The pound was last trading up 1.1 per cent at $1.3324, giving up some of the gains it made overnight when it surged to a 19-month high of $1.3516. Against the euro, the pound was up 1.3 per cent at 83.43 pence, having skyrocketed to a 3-1/2-year high of 82.78 pence.
The currency had jumped more than 2.5 per cent after exit polls pointing to the scale of the Conservatives' win were published, its biggest one-day gain in nearly three years. This was a remarkable jump for a currency that has become extremely volatile since Britain voted to leave the EU in a referendum in 2016.
Against the UAE dirham, the pound was at 4.90 on Friday evening, up 1.2 per cent from Thursday's close of 4.85.
The benchmark FTSE 100 rallied 1.9 per cent, while in Paris the CAC 40 rose 1.2 per cent. Germany's DAX advanced 1.2 per cent as well.
US shares looked set for gains, with the future contracts for the S&P 500 and the Dow Jones Industrial Average both up 0.4 per cent.
Earlier in Asia, Japan's Nikkei 225 index jumped 2.6 per cent and Hong Kong's Hang Seng surged 2.6 per cent. The Shanghai Composite index advanced 1.8 per cent and South Korea's Kospi climbed 1.5 per cent. Australia's S&P ASX 200 picked up 0.5 per cent, while the Sensex in India added 1 per cent.
Oil rose on Friday to its highest in nearly three months as investors cheered progress in resolving the US-China trade dispute and a decisive general election result in Britain.
Brent crude, the global benchmark, was up $1.03, or 1.6 per cent, to $65.23 a barrel at 1514GMT, while US West Texas Intermediate was up 81˘, or 1.4 per cent, to $59.99.
Vasileios Gkionakis, global head of forex strategy at Lombard Odier, said he had now sold sterling after increasing his holding in the currency when it was languishing at $1.26. "We just took profit here," he said. "From a risk-reward perspective it makes sense to take profit."
But Gkionakis, like Green, believes sterling could rise to $1.40 as there was a chance Johnson could now seek to extend the post-Brexit transition period beyond December 2020 in order to complete negotiations on a future trade deal with the EU. During the election campaign, the prime minister had pledged not to do this.
Moreover, with a strong majority in parliament, "Johnson will not rely on Eurosceptics to hold him hostage," Gkionakis said.
Analysts from HSBC expect sterling to rise to $1.45 and to 76 pence against the euro by the end of next year, now that the "politically-driven undervaluation" has been removed. It had previously forecast targets of $1.37 and 80 pence. HSBC said that sterling will again be driven by economic data after years of being politically-driven.

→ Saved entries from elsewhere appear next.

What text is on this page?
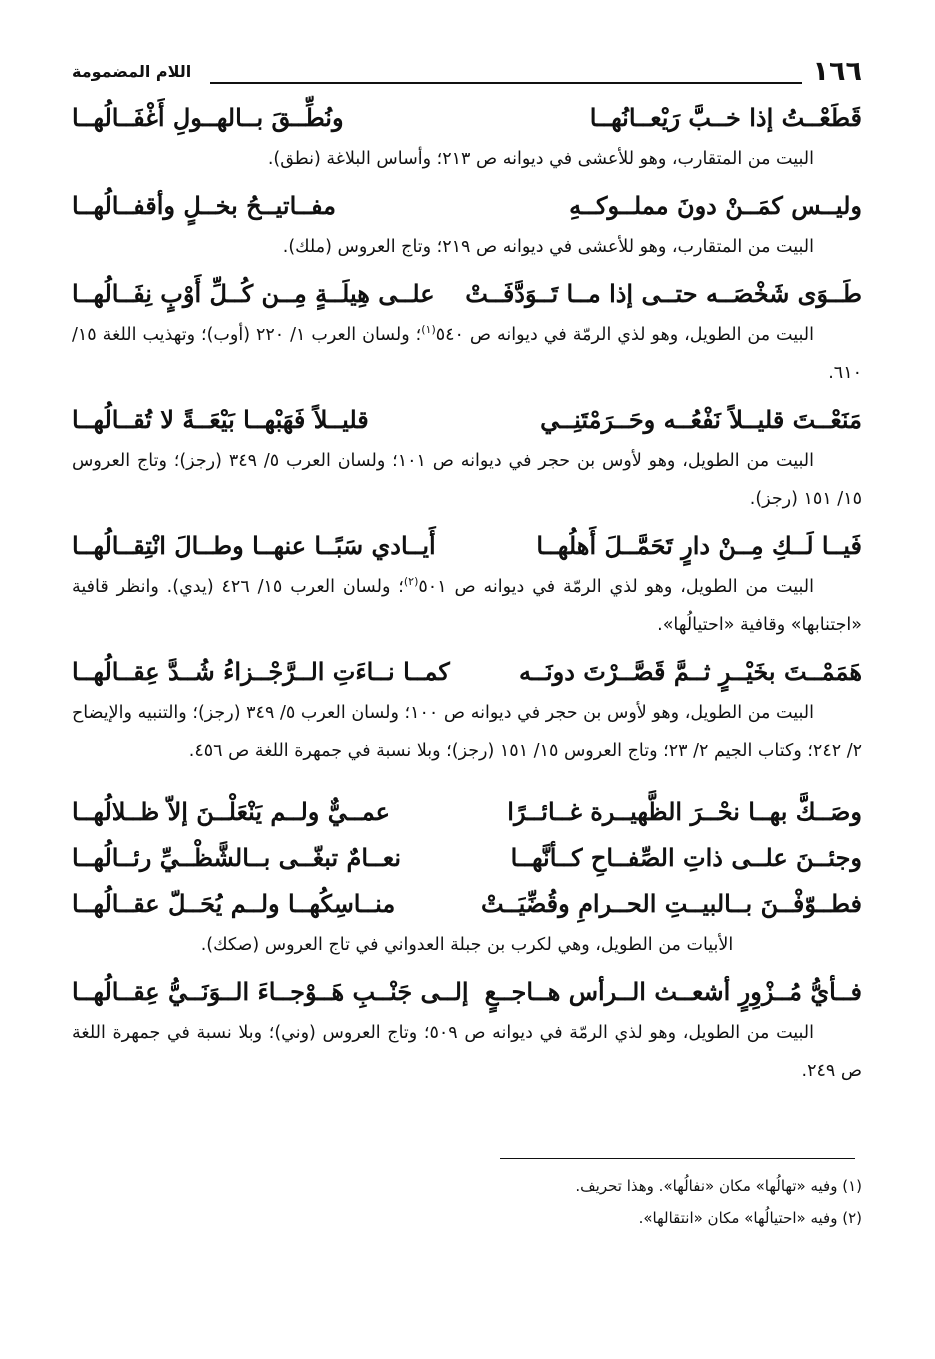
١٦٦
اللام المضمومة
قَطَعْــتُ إذا خــبَّ رَيْعــانُهــا
ونُطِّــقَ بــالهــولِ أَغْفَــالُهــا

البيت من المتقارب، وهو للأعشى في ديوانه ص ٢١٣؛ وأساس البلاغة (نطق).

وليــس كمَــنْ دونَ مملــوكــهِ
مفــاتيــحُ بخــلٍ وأقفــالُهــا

البيت من المتقارب، وهو للأعشى في ديوانه ص ٢١٩؛ وتاج العروس (ملك).

طَــوَى شَخْصَــه حتــى إذا مــا تَــوَدَّفَــتْ
علــى هِيلَــةٍ مِــن كُــلِّ أَوْبٍ نِفَــالُهــا

البيت من الطويل، وهو لذي الرمّة في ديوانه ص ٥٤٠$^{(١)}$؛ ولسان العرب ١/ ٢٢٠ (أوب)؛ وتهذيب اللغة ١٥/ ٦١٠.

مَنَعْــتَ قليــلاً نَفْعُــه وحَــرَمْتَنِــي
قليــلاً فَهَبْهــا بَيْعَــةً لا تُقــالُهــا

البيت من الطويل، وهو لأوس بن حجر في ديوانه ص ١٠١؛ ولسان العرب ٥/ ٣٤٩ (رجز)؛ وتاج العروس ١٥/ ١٥١ (رجز).

فَيــا لَــكِ مِــنْ دارٍ تَحَمَّــلَ أَهلُهــا
أَيــادي سَبًــا عنهــا وطــالَ انْتِقــالُهــا

البيت من الطويل، وهو لذي الرمّة في ديوانه ص ٥٠١$^{(٢)}$؛ ولسان العرب ١٥/ ٤٢٦ (يدي). وانظر قافية «اجتنابها» وقافية «احتيالُها».

هَمَمْــتَ بخَيْــرٍ ثــمَّ قَصَّــرْتَ دونَــه
كمــا نــاءَتِ الــرَّجْــزاءُ شُــدَّ عِقــالُهــا

البيت من الطويل، وهو لأوس بن حجر في ديوانه ص ١٠٠؛ ولسان العرب ٥/ ٣٤٩ (رجز)؛ والتنبيه والإيضاح ٢/ ٢٤٢؛ وكتاب الجيم ٢/ ٢٣؛ وتاج العروس ١٥/ ١٥١ (رجز)؛ وبلا نسبة في جمهرة اللغة ص ٤٥٦.

وصَــكَّ بهــا نحْــرَ الظَّهيــرة غــائــرًا
عمــيٌّ ولــم يَنْعَلْــنَ إلاّ ظــلالُهــا
وجئــنَ علــى ذاتِ الصِّفــاحِ كــأنَّهــا
نعــامٌ تبغّــى بــالشَّظْــيِّ رئــالُهــا
فطــوّفْــنَ بــالبيــتِ الحــرامِ وقُضِّيَــتْ
منــاسِكُهــا ولــم يُحَــلّ عقــالُهــا

الأبيات من الطويل، وهي لكرب بن جبلة العدواني في تاج العروس (صكك).

فــأيُّ مُــزْوِرٍ أشعــث الــرأس هــاجــعٍ
إلــى جَنْــبِ هَــوْجــاءَ الــوَنَــيُّ عِقــالُهــا

البيت من الطويل، وهو لذي الرمّة في ديوانه ص ٥٠٩؛ وتاج العروس (وني)؛ وبلا نسبة في جمهرة اللغة ص ٢٤٩.

(١) وفيه «تهالُها» مكان «نفالُها». وهذا تحريف.
(٢) وفيه «احتيالُها» مكان «انتقالها».
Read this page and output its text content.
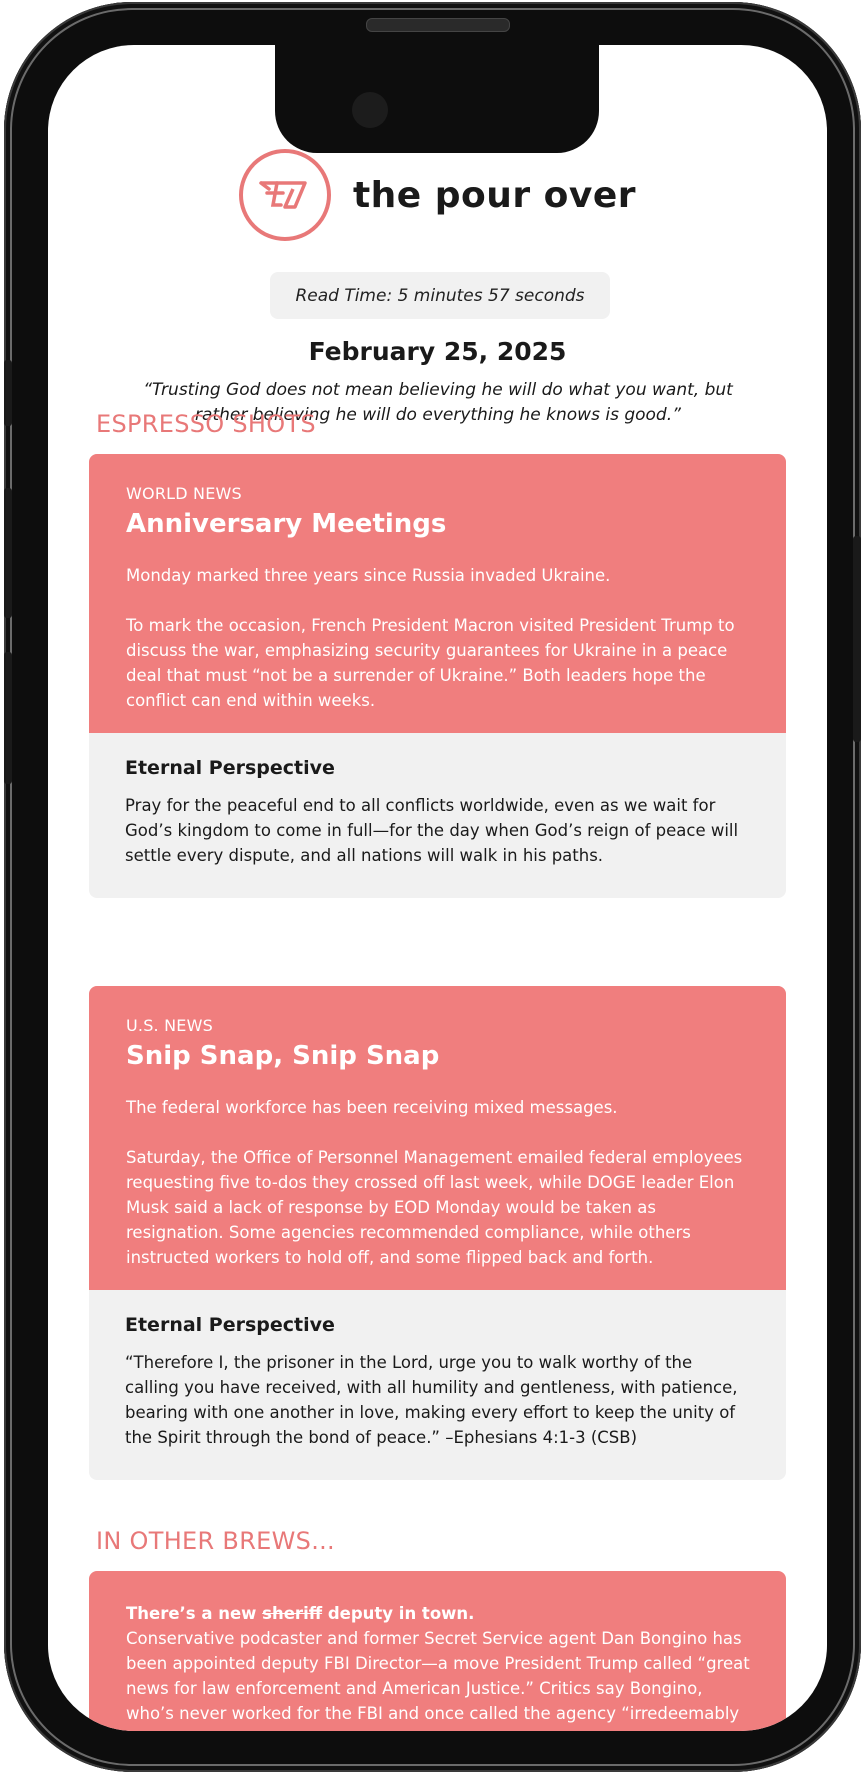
the pour over
Read Time: 5 minutes 57 seconds
February 25, 2025
“Trusting God does not mean believing he will do what you want, but rather believing he will do everything he knows is good.”
ESPRESSO SHOTS
WORLD NEWS
Anniversary Meetings

Monday marked three years since Russia invaded Ukraine.

To mark the occasion, French President Macron visited President Trump to discuss the war, emphasizing security guarantees for Ukraine in a peace deal that must “not be a surrender of Ukraine.” Both leaders hope the conflict can end within weeks.

Eternal Perspective
Pray for the peaceful end to all conflicts worldwide, even as we wait for God’s kingdom to come in full—for the day when God’s reign of peace will settle every dispute, and all nations will walk in his paths.
U.S. NEWS
Snip Snap, Snip Snap

The federal workforce has been receiving mixed messages.

Saturday, the Office of Personnel Management emailed federal employees requesting five to-dos they crossed off last week, while DOGE leader Elon Musk said a lack of response by EOD Monday would be taken as resignation. Some agencies recommended compliance, while others instructed workers to hold off, and some flipped back and forth.

Eternal Perspective
“Therefore I, the prisoner in the Lord, urge you to walk worthy of the calling you have received, with all humility and gentleness, with patience, bearing with one another in love, making every effort to keep the unity of the Spirit through the bond of peace.” –Ephesians 4:1-3 (CSB)
IN OTHER BREWS...
There’s a new sheriff deputy in town.
Conservative podcaster and former Secret Service agent Dan Bongino has been appointed deputy FBI Director—a move President Trump called “great news for law enforcement and American Justice.” Critics say Bongino, who’s never worked for the FBI and once called the agency “irredeemably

British government bond yields climbed briefly to their highest since early June on Friday before easing back.
"With more political certainty due to the large majority, the UK economy is also likely to receive an election bounce," Green said.
"Billions of pounds in business investment that has been on the sidelines due to the parliamentary paralysis is now ready to be unleashed. This will give a much-needed boost the slowing British economy."
"However, there's still a long way to go. Johnson's self-imposed end of December 2020 deadline is a mammoth challenge, and a no-deal Brexit is still possible on January 1 2021... Johnson's monumental task to deliver Brexit with a deal and the Scotland issue will continue to fuel uncertainty in 2020," he added.